Tuesday, May 10, 2016

Welcome

As a fourteen-year-old high school freshman, I hated Shakespeare. And just my luck, my ninth grade year ended up being the year of Shakespeare in too many ways. We read Othello in drama class, Romeo and Juliet in English, and the drama department took a trip to a Shakespearean theatre about an hour and a half away from our school, where we (the younger students) watched students from other schools as well as some of the older ones from our school perform snippets of various Shakespearean plays. I hated it. In fact, the only thing I liked was getting out of normal classes for the day. 

Tenth grade saw yet more Shakespeare on the schedule. My English class would be reading Much Ado About Nothing. Wonderful. Not that I was always expecting to love the required reading books for school - don't get me wrong, I love reading - but I was over the archaic, unrelatable, boring stories with dull characters.

And then we read it.

And much like Much Ado's heroine, Beatrice, herself, I found that I had fallen in love with this guy I thought I hated. Maybe Shakespeare wasn't so bad, after all? This story was funny - really, genuinely funny - and I cared about the characters, about precious, innocent Hero who deserves so much and gets treated so awfully, about Beatrice and Benedick, the funny, intelligent, independent spirits who cannot admit that they are in love with each other even though everyone else can see it, about Don Pedro, who may or may not have had his heart broken by Beatrice. Its modernity shocked me. 

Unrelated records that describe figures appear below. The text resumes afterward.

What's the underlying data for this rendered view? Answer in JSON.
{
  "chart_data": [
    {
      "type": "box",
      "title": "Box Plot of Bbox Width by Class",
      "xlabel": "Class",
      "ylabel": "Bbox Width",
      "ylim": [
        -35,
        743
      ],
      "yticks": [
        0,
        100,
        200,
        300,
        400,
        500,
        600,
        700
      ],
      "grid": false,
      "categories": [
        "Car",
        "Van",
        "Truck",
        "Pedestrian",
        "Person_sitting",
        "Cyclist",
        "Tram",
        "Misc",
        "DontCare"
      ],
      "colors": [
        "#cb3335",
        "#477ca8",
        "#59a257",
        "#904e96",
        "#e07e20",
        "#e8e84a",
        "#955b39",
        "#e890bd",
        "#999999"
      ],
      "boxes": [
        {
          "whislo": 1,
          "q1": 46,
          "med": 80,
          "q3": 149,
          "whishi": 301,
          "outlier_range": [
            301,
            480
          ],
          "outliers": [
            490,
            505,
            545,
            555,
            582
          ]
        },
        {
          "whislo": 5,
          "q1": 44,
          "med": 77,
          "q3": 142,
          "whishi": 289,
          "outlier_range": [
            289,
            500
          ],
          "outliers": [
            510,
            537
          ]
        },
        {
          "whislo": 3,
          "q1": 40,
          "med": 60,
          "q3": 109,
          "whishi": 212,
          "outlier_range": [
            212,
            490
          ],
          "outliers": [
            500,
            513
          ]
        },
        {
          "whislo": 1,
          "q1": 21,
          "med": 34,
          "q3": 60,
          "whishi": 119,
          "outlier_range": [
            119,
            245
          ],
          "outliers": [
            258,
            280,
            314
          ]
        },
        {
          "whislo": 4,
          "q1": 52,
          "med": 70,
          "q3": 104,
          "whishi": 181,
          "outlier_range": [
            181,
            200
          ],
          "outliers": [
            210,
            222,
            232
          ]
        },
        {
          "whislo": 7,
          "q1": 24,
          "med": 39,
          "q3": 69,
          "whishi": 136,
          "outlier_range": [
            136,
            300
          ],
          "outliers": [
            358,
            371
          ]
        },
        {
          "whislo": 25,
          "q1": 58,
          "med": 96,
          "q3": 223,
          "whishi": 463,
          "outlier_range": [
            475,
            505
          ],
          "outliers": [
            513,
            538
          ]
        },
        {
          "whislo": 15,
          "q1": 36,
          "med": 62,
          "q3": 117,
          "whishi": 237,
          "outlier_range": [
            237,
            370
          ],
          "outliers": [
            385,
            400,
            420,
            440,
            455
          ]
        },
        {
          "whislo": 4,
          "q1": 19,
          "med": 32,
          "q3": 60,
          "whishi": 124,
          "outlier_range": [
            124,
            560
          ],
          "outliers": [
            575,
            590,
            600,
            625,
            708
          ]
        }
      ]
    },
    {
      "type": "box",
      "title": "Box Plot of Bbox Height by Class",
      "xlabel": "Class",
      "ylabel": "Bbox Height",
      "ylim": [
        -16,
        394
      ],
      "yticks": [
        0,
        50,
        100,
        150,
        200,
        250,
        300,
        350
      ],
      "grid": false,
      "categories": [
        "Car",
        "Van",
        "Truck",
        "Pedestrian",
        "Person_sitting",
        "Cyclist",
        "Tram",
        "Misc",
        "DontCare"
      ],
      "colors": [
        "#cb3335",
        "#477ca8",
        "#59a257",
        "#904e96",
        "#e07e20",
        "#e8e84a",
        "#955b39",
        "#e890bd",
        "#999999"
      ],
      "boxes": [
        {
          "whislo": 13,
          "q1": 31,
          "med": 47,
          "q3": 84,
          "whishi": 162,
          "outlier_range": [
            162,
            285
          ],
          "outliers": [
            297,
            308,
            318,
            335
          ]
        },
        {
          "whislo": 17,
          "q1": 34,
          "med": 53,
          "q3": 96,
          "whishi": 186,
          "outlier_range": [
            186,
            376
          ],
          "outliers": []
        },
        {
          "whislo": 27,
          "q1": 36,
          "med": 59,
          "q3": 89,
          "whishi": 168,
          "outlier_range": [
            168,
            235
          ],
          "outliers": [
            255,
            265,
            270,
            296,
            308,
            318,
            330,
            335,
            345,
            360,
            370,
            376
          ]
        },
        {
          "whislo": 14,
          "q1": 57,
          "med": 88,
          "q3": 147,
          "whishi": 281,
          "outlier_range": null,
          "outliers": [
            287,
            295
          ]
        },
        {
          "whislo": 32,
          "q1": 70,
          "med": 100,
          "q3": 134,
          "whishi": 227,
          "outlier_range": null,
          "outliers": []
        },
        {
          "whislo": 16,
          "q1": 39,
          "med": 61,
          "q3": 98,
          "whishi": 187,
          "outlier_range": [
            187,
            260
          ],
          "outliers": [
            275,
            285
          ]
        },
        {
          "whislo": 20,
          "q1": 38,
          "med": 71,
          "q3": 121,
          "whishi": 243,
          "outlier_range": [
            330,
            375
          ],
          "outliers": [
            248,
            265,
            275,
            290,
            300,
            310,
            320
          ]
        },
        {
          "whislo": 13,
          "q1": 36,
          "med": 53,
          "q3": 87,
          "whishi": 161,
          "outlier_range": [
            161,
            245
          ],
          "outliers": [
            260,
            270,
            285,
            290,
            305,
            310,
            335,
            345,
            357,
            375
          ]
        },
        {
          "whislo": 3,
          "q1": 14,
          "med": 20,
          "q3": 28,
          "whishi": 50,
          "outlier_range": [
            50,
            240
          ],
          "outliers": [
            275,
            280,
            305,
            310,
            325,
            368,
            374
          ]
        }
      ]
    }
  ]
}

I accepted it as an anomaly and didn't think much more about Shakespeare until about February of this year (2016). Now in my second year of college, something triggered the memory of Much Ado, so I went back and read it here and there - not the whole thing, but my favorite parts - and then on May 2, 2016, I decided that I was going to expand my Shakespearean repertoire by filling my summer reading Shakespeare's plays. This summer I'm doing some of his comedies - I didn't have the best luck with enjoying the tragedies (although I will be going back and will eventually read all of them) - and I've given myself the goal of reading and really understanding 10 of them between May 11 (my first full day out of school) and August 24 (the last day of summer break). 

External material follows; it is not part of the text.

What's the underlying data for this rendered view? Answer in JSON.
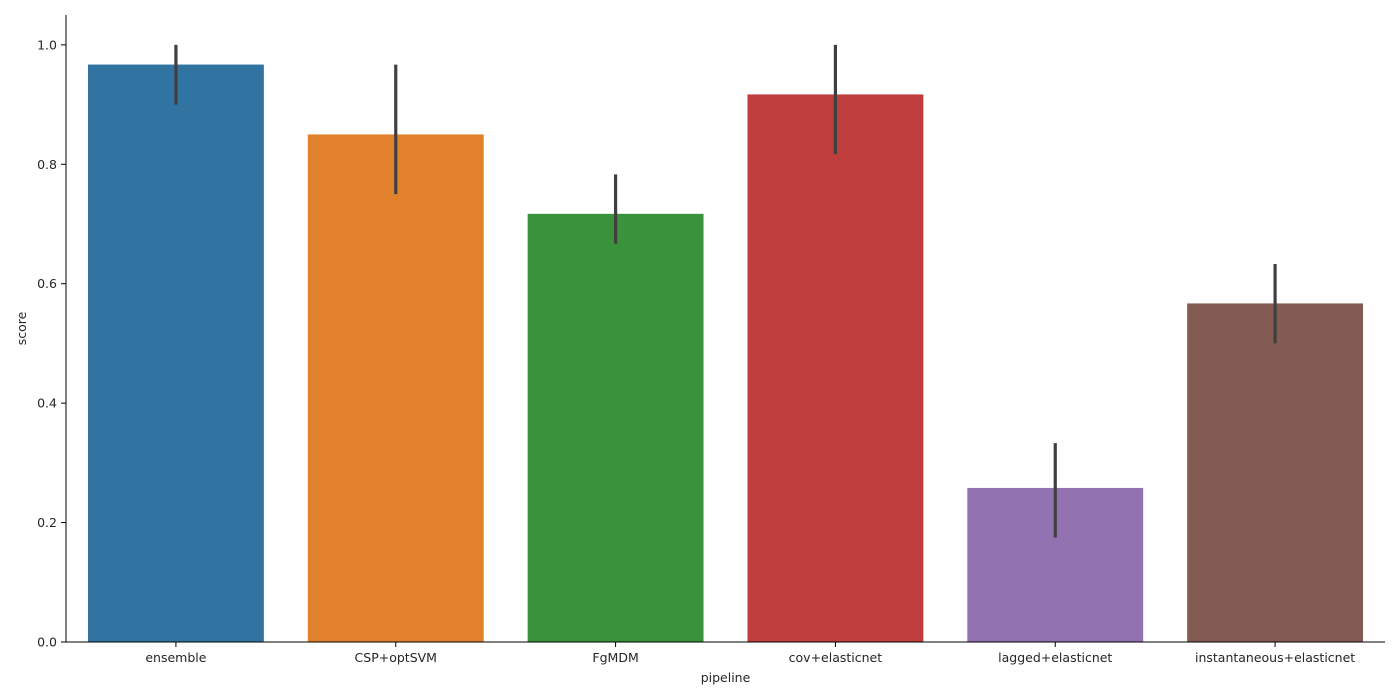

Based on little descriptions I've read of them, I've picked the 10 comedies that sounded the most interesting to me. Here they are in alphabetical order:
  • All's Well That Ends Well
  • As You Like It
  • The Comedy of Errors
  • Love's Labours Lost
  • The Merchant of Venice
  • The Merry Wives of Windsor
  • Much Ado About Nothing
  • Pericles, Prince of Tyre
  • The Tempest
  • Twelfth Night
I am reading Much Ado again, and it's the first one I'm going to be doing. Since I already know it pretty well, I can use it to figure out the format I want to study them all.

I'm excited to get started, and I hope you'll join me on my journey to discover Shakespeare!